I am trying to understand the following proof to the following problem:
The problem is here:
The proof is here:
The link to both is here: https://nrich.maths.org/336
What I don't understand is the second last line. I don't get how we're able to deduce that $\sqrt a (\sqrt a\sqrt b + \sqrt b\sqrt c + \sqrt c\sqrt a) - \sqrt a\sqrt b\sqrt c = rational$, because we don't know if $\sqrt a$ is rational. I also don't get how we're able to deduce that $a(\sqrt b + \sqrt c)$ is rational, because we don't know if $(\sqrt b + \sqrt c)$ is rational.
Could someone explain this to me? Thanks!
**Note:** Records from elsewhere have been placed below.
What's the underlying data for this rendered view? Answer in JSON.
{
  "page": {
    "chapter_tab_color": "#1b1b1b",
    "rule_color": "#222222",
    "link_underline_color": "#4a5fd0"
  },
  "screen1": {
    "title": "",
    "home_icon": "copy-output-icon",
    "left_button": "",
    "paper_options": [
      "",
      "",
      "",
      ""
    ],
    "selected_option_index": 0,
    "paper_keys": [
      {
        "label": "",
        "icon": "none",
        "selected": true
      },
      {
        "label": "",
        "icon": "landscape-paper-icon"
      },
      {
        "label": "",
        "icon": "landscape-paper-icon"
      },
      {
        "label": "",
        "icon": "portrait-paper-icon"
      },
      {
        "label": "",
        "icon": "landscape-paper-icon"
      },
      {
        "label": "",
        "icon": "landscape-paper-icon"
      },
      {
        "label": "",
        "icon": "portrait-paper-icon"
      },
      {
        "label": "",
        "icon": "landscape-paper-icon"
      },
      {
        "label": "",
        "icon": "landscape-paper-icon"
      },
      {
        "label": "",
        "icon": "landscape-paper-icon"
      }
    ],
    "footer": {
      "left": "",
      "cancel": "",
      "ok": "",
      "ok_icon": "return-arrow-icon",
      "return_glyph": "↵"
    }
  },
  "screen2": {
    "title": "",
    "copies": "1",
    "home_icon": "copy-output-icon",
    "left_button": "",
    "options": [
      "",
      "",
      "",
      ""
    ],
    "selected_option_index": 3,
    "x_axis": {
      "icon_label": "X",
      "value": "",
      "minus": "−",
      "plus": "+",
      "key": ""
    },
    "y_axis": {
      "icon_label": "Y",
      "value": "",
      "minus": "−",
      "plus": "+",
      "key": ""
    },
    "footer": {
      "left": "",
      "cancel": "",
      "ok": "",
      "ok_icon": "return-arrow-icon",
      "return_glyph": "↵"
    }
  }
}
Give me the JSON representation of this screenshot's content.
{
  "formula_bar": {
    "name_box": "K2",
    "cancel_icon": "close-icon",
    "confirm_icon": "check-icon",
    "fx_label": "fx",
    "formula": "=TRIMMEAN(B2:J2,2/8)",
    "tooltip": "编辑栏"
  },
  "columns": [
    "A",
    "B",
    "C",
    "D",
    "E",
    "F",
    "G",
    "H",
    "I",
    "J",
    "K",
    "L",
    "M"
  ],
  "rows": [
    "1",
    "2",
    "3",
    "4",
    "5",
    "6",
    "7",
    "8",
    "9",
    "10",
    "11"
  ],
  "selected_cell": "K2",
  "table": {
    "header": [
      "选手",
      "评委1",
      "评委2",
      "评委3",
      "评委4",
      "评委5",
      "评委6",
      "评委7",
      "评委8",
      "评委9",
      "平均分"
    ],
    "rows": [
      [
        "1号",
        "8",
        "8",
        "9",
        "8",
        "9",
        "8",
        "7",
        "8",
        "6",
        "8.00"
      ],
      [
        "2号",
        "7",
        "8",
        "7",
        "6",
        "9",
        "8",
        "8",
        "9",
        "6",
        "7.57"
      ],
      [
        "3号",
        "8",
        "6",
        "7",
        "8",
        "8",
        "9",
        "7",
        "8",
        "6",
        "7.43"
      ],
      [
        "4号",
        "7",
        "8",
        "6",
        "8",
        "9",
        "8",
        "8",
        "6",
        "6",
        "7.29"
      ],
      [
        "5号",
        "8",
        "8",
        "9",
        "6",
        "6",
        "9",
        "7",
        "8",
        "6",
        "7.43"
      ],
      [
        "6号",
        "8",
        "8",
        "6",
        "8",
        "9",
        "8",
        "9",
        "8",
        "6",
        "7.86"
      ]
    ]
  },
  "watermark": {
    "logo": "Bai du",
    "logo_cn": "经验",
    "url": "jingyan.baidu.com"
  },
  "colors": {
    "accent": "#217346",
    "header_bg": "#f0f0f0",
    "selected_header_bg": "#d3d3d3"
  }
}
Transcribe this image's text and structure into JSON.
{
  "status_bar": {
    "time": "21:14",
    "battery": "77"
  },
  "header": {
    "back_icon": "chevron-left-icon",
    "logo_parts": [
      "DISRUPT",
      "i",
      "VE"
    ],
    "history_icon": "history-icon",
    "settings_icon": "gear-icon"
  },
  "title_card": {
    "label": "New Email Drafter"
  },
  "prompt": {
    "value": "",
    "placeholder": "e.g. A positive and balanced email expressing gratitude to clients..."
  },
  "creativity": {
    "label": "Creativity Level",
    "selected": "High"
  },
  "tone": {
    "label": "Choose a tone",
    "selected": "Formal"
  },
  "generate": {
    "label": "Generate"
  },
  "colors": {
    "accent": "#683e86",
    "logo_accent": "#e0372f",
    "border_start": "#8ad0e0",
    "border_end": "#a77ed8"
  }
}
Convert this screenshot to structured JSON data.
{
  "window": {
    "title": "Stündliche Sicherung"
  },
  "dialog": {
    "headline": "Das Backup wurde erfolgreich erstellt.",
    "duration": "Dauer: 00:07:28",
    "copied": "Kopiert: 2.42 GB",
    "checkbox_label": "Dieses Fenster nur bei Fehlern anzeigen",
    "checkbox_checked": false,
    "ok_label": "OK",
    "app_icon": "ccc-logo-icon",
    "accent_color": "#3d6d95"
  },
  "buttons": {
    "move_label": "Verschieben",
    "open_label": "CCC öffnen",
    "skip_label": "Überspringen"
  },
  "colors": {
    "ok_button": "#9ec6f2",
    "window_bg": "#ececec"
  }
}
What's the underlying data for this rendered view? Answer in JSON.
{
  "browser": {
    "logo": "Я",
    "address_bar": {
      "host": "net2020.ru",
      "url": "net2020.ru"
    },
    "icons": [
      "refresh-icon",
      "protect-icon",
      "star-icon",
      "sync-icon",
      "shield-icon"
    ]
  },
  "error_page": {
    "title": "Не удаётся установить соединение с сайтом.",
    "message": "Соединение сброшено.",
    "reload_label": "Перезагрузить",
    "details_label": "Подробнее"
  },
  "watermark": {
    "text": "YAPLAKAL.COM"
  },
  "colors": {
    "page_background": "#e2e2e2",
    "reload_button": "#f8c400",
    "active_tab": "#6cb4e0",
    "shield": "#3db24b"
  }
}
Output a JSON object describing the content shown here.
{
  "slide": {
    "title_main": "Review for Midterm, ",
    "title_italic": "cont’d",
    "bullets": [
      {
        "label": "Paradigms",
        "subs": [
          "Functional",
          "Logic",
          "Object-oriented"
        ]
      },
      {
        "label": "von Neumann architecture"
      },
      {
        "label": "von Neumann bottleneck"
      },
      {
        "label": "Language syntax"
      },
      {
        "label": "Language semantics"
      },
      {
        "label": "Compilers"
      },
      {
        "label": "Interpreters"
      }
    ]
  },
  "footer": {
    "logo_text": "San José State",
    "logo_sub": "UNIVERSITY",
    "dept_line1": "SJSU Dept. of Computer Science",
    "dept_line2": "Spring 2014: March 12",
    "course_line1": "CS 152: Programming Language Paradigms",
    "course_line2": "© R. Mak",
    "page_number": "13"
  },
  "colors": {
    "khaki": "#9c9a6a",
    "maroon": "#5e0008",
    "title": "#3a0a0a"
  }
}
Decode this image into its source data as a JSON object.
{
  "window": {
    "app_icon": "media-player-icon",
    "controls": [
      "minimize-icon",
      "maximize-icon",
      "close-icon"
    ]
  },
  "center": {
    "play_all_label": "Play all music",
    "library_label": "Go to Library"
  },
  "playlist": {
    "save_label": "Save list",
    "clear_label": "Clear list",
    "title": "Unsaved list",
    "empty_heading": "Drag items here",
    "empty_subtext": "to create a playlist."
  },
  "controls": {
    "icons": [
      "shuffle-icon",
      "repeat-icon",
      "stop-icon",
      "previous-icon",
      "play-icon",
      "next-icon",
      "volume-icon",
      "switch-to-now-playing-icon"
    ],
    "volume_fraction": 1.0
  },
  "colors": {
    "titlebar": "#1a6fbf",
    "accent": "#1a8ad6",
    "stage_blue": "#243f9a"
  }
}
It seems a few important steps were skipped in their second part proof, with this resulting in it being hard to follow. The following shows what those steps might have been. Using the various rational quantities they've determined, we get
$$\sqrt{a} + \sqrt{b} + \sqrt{c} = r_1 \implies \sqrt{a} = r_1 - (\sqrt{b} + \sqrt{c}) \tag{1}\label{eq1A}$$
$$\sqrt{ab} + \sqrt{bc} + \sqrt{ca} = r_2 \tag{2}\label{eq2A}$$
$$\sqrt{abc} = r_3 \tag{3}\label{eq3A}$$
where $r_i$, for $1 \le i \le 3$, are positive rational numbers. From their second last line, we then get
$$\begin{equation}\begin{aligned} \sqrt{a}(\sqrt{ab} + \sqrt{bc} + \sqrt{ca}) - \sqrt{abc} & = a(\sqrt{b} + \sqrt{c}) \\ (r_1 - (\sqrt{b} + \sqrt{c}))(r_2) - r_3 & = a(\sqrt{b} + \sqrt{c}) \\ r_1r_2 - (\sqrt{b} + \sqrt{c})r_2 - r_3 & = a(\sqrt{b} + \sqrt{c}) \\ r_1r_2 - r_3 & = (a + r_2)(\sqrt{b} + \sqrt{c}) \end{aligned}\end{equation}\tag{4}\label{eq4A}$$
Since the right side is positive, the left side is a positive rational number. Since $a + r_2$ is also a positive rational number, then $\sqrt{b} + \sqrt{c}$ must be a positive rational number. From the left side of the first line of \eqref{eq4A} (or the right side of \eqref{eq1A}), this means $\sqrt{a}$ is also rational. Alternatively, due to the symmetry, you could repeat basically the same procedure to directly prove $\sqrt{b}$ and $\sqrt{c}$ are each rational, so there is no need to use the first part proof.